Sport and Society in Latin America

September 25, 2007

Few would argue that sports are not a reflection of the larger society in which they exist: from the grueling ball games of ancient Mesoamerican warrior societies to the conspicuous consumption of land and equipment by country club golfers. What we posit in this NACLA Report is the idea of sports as an insightful social barometer. We attempt to show how inherent social, economic and political forces in the societies of Latin America and the Caribbean are indicative of—sometimes even defined by—the given society’s relationship with sports.

Modern sports as we know them today did not take hold of Latin America and the Caribbean until the late 19th and early 20th centuries. They were not endemic inventions, but introduced cultural practices. It was British traders that brought soccer and cricket to the shores of the New World as they crisscrossed the oceans expropriating raw materials and importing finished goods. U.S. soldiers, merchants, engineers and missionaries facilitated the introduction of baseball to several Caribbean islands as well as Mexico, Nicaragua, Panama and Venezuela.

The spread of modern sports was indeed an unintended consequence of U.S. and European imperialism in Latin America and the Caribbean, a period in which unbridled economic interests fueled the appropriation of vast territories and whole economies. Historically, the exploitation of the local labor pool was considered standard operating procedure and corporations have operated in the region with little regard to the humane treatment of their workers.

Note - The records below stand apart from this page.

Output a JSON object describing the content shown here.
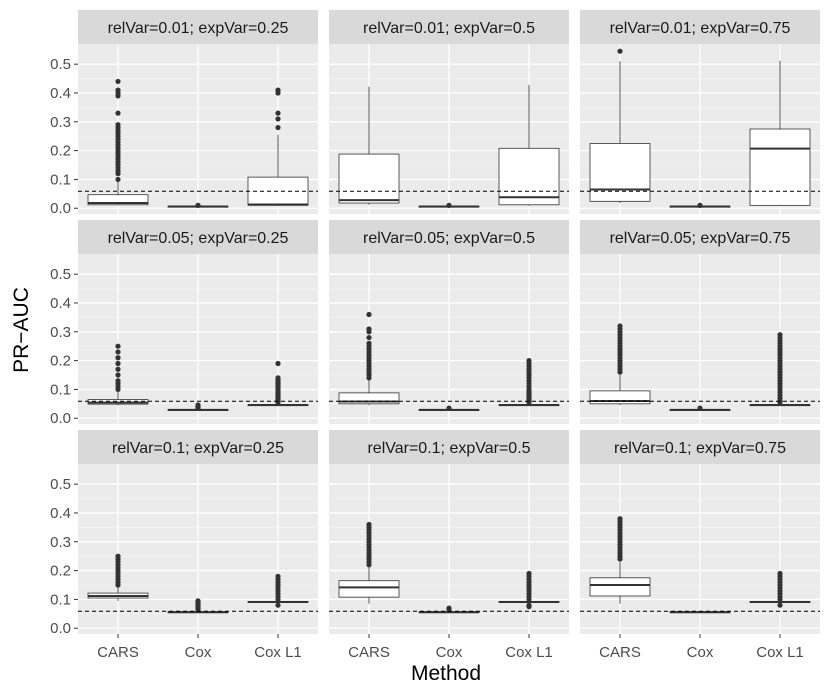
{
  "chart_data": {
    "type": "boxplot",
    "xlabel": "Method",
    "ylabel": "PR−AUC",
    "categories": [
      "CARS",
      "Cox",
      "Cox L1"
    ],
    "ylim": [
      -0.02,
      0.57
    ],
    "y_ticks": [
      0.0,
      0.1,
      0.2,
      0.3,
      0.4,
      0.5
    ],
    "y_tick_labels": [
      "0.0",
      "0.1",
      "0.2",
      "0.3",
      "0.4",
      "0.5"
    ],
    "grid": true,
    "reference_line": {
      "style": "dashed"
    },
    "panels": [
      {
        "label": "relVar=0.01; expVar=0.25",
        "reference": 0.059,
        "boxes": [
          {
            "min": 0.01,
            "q1": 0.012,
            "median": 0.018,
            "q3": 0.047,
            "max": 0.092,
            "outliers": [
              0.1,
              0.12,
              0.13,
              0.14,
              0.15,
              0.16,
              0.17,
              0.18,
              0.19,
              0.2,
              0.21,
              0.22,
              0.23,
              0.24,
              0.25,
              0.26,
              0.27,
              0.28,
              0.29,
              0.33,
              0.39,
              0.4,
              0.41,
              0.44
            ]
          },
          {
            "min": 0.004,
            "q1": 0.005,
            "median": 0.006,
            "q3": 0.007,
            "max": 0.008,
            "outliers": [
              0.01
            ]
          },
          {
            "min": 0.008,
            "q1": 0.01,
            "median": 0.013,
            "q3": 0.108,
            "max": 0.255,
            "outliers": [
              0.28,
              0.31,
              0.33,
              0.4,
              0.41
            ]
          }
        ]
      },
      {
        "label": "relVar=0.01; expVar=0.5",
        "reference": 0.059,
        "boxes": [
          {
            "min": 0.012,
            "q1": 0.018,
            "median": 0.028,
            "q3": 0.188,
            "max": 0.422,
            "outliers": []
          },
          {
            "min": 0.004,
            "q1": 0.005,
            "median": 0.006,
            "q3": 0.007,
            "max": 0.008,
            "outliers": [
              0.01
            ]
          },
          {
            "min": 0.008,
            "q1": 0.012,
            "median": 0.038,
            "q3": 0.208,
            "max": 0.428,
            "outliers": []
          }
        ]
      },
      {
        "label": "relVar=0.01; expVar=0.75",
        "reference": 0.059,
        "boxes": [
          {
            "min": 0.018,
            "q1": 0.024,
            "median": 0.065,
            "q3": 0.225,
            "max": 0.51,
            "outliers": [
              0.545
            ]
          },
          {
            "min": 0.004,
            "q1": 0.005,
            "median": 0.006,
            "q3": 0.007,
            "max": 0.008,
            "outliers": [
              0.01
            ]
          },
          {
            "min": 0.008,
            "q1": 0.01,
            "median": 0.207,
            "q3": 0.275,
            "max": 0.512,
            "outliers": []
          }
        ]
      },
      {
        "label": "relVar=0.05; expVar=0.25",
        "reference": 0.059,
        "boxes": [
          {
            "min": 0.045,
            "q1": 0.049,
            "median": 0.054,
            "q3": 0.065,
            "max": 0.092,
            "outliers": [
              0.1,
              0.11,
              0.12,
              0.13,
              0.15,
              0.17,
              0.19,
              0.21,
              0.23,
              0.25
            ]
          },
          {
            "min": 0.026,
            "q1": 0.028,
            "median": 0.029,
            "q3": 0.03,
            "max": 0.032,
            "outliers": [
              0.035,
              0.038,
              0.042,
              0.046
            ]
          },
          {
            "min": 0.043,
            "q1": 0.045,
            "median": 0.046,
            "q3": 0.047,
            "max": 0.05,
            "outliers": [
              0.055,
              0.06,
              0.065,
              0.07,
              0.075,
              0.08,
              0.085,
              0.09,
              0.095,
              0.1,
              0.105,
              0.11,
              0.115,
              0.12,
              0.125,
              0.13,
              0.135,
              0.14,
              0.19
            ]
          }
        ]
      },
      {
        "label": "relVar=0.05; expVar=0.5",
        "reference": 0.059,
        "boxes": [
          {
            "min": 0.045,
            "q1": 0.05,
            "median": 0.058,
            "q3": 0.088,
            "max": 0.135,
            "outliers": [
              0.14,
              0.15,
              0.16,
              0.17,
              0.18,
              0.19,
              0.2,
              0.21,
              0.22,
              0.23,
              0.24,
              0.25,
              0.26,
              0.28,
              0.3,
              0.31,
              0.36
            ]
          },
          {
            "min": 0.026,
            "q1": 0.028,
            "median": 0.029,
            "q3": 0.03,
            "max": 0.032,
            "outliers": [
              0.035
            ]
          },
          {
            "min": 0.043,
            "q1": 0.045,
            "median": 0.046,
            "q3": 0.047,
            "max": 0.05,
            "outliers": [
              0.055,
              0.06,
              0.065,
              0.07,
              0.075,
              0.08,
              0.085,
              0.09,
              0.095,
              0.1,
              0.11,
              0.12,
              0.13,
              0.14,
              0.15,
              0.16,
              0.17,
              0.18,
              0.19,
              0.2
            ]
          }
        ]
      },
      {
        "label": "relVar=0.05; expVar=0.75",
        "reference": 0.059,
        "boxes": [
          {
            "min": 0.045,
            "q1": 0.05,
            "median": 0.06,
            "q3": 0.095,
            "max": 0.15,
            "outliers": [
              0.16,
              0.17,
              0.18,
              0.19,
              0.2,
              0.21,
              0.22,
              0.23,
              0.24,
              0.25,
              0.26,
              0.27,
              0.28,
              0.29,
              0.3,
              0.31,
              0.32
            ]
          },
          {
            "min": 0.026,
            "q1": 0.028,
            "median": 0.029,
            "q3": 0.03,
            "max": 0.032,
            "outliers": [
              0.035
            ]
          },
          {
            "min": 0.043,
            "q1": 0.045,
            "median": 0.046,
            "q3": 0.047,
            "max": 0.05,
            "outliers": [
              0.055,
              0.06,
              0.07,
              0.08,
              0.09,
              0.1,
              0.11,
              0.12,
              0.13,
              0.14,
              0.15,
              0.16,
              0.17,
              0.18,
              0.19,
              0.2,
              0.21,
              0.22,
              0.23,
              0.24,
              0.25,
              0.26,
              0.27,
              0.28,
              0.29
            ]
          }
        ]
      },
      {
        "label": "relVar=0.1; expVar=0.25",
        "reference": 0.059,
        "boxes": [
          {
            "min": 0.095,
            "q1": 0.105,
            "median": 0.112,
            "q3": 0.122,
            "max": 0.145,
            "outliers": [
              0.15,
              0.16,
              0.17,
              0.18,
              0.19,
              0.2,
              0.21,
              0.22,
              0.23,
              0.24,
              0.25
            ]
          },
          {
            "min": 0.053,
            "q1": 0.055,
            "median": 0.056,
            "q3": 0.057,
            "max": 0.06,
            "outliers": [
              0.065,
              0.07,
              0.075,
              0.08,
              0.085,
              0.09,
              0.095
            ]
          },
          {
            "min": 0.087,
            "q1": 0.09,
            "median": 0.091,
            "q3": 0.093,
            "max": 0.096,
            "outliers": [
              0.08,
              0.1,
              0.11,
              0.12,
              0.13,
              0.14,
              0.15,
              0.16,
              0.17,
              0.18
            ]
          }
        ]
      },
      {
        "label": "relVar=0.1; expVar=0.5",
        "reference": 0.059,
        "boxes": [
          {
            "min": 0.085,
            "q1": 0.108,
            "median": 0.142,
            "q3": 0.165,
            "max": 0.215,
            "outliers": [
              0.22,
              0.23,
              0.24,
              0.25,
              0.26,
              0.27,
              0.28,
              0.29,
              0.3,
              0.31,
              0.32,
              0.33,
              0.34,
              0.35,
              0.36
            ]
          },
          {
            "min": 0.053,
            "q1": 0.055,
            "median": 0.056,
            "q3": 0.057,
            "max": 0.06,
            "outliers": [
              0.065,
              0.07
            ]
          },
          {
            "min": 0.087,
            "q1": 0.09,
            "median": 0.091,
            "q3": 0.093,
            "max": 0.096,
            "outliers": [
              0.075,
              0.08,
              0.1,
              0.11,
              0.12,
              0.13,
              0.14,
              0.15,
              0.16,
              0.17,
              0.18,
              0.19
            ]
          }
        ]
      },
      {
        "label": "relVar=0.1; expVar=0.75",
        "reference": 0.059,
        "boxes": [
          {
            "min": 0.085,
            "q1": 0.112,
            "median": 0.15,
            "q3": 0.175,
            "max": 0.23,
            "outliers": [
              0.24,
              0.25,
              0.26,
              0.27,
              0.28,
              0.29,
              0.3,
              0.31,
              0.32,
              0.33,
              0.34,
              0.35,
              0.36,
              0.37,
              0.38
            ]
          },
          {
            "min": 0.053,
            "q1": 0.055,
            "median": 0.056,
            "q3": 0.057,
            "max": 0.059,
            "outliers": []
          },
          {
            "min": 0.087,
            "q1": 0.09,
            "median": 0.091,
            "q3": 0.093,
            "max": 0.096,
            "outliers": [
              0.08,
              0.1,
              0.11,
              0.12,
              0.13,
              0.14,
              0.15,
              0.16,
              0.17,
              0.18,
              0.19
            ]
          }
        ]
      }
    ]
  },
  "colors": {
    "panel_background": "#ebebeb",
    "strip_background": "#d9d9d9",
    "grid_major": "#ffffff",
    "grid_minor": "#f5f5f5",
    "box_fill": "#ffffff",
    "box_stroke": "#333333",
    "outlier": "#333333",
    "reference_line": "#000000"
  }
}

U.S. Major League Baseball as a global corporate entity is no different. In this report’s lead article, baseball’s discriminatory recruitment practices in Latin America and the Caribbean are examined by Arturo Marcano and David Fidler, with particular focus on the Dominican Republic where U.S. teams have denied youth the same rights they provide North American and Asian talent. If baseball became the predominant sport in the Spanish-speaking Caribbean under the thumb of the U.S. military, then cricket in the Anglophone Caribbean is the indelible imprint of the British Empire. Hilary Beckles looks at how the late Trinidadian Marxist critic C.L.R. James might view the decline of the once-powerful West Indies cricket team and how that process alludes to more significant concerns about the viability of mini nation-states within the global economy.

Like cricket in the Caribbean, the British introduced soccer to South America. At first it was played almost exclusively by white elites, but, as Rogério Daflon and Teo Ballvé explain, black and mulatto Brazilians soon took this rigid upper-class sport and made it their own, turning it into “the beautiful game,” as the unique style of Brazilian soccer is known. They describe how real-life social divisions of race and class continue to determine peoples’ relationship with the game.

In stark contrast to many of these characteristics of Brazilian soccer, Cuba’s public sports system was started with explicitly egalitarian goals of inclusion and equal access. The Cuban government has made mass sports participation an essential revolutionary activity and in the process turned Cuba into an international sporting powerhouse. Paula Pettavino describes how after the collapse of the Soviet Union, Cuba’s sports system made an impressive recovery and has become self-financing through the application of capitalist strategies. The question is, according to Pettavino, at what cost?
While one could argue that capitalism is sustaining Cuba’s sports system, there is no denying it played a significant role in Argentina’s 2001 collapse. Pablo Alabarces explains that before the 2001 crisis, soccer was often employed as a tool in the construction of Argentina’s national narrative. In the aftermath of the 2001 crisis and Argentina’s disastrous showing at the 2002 World Cup, however, soccer was finally severed from any political significance, leading Argentina as a nation to discuss matters of national importance in more appropriate venues than soccer stadiums.

Concluding this report, Eduardo Galeano looks at the beauty and brutality surrounding the game of soccer in Latin America, linking it to such diverse themes as national identity, collective behavior, intellectualism, war and totalitarianism. Galeano makes clear that soccer is a force in Latin American societies that deserves to be reckoned with. He notes, “Few things happen in Latin America that do not have some direct or indirect relation with soccer.”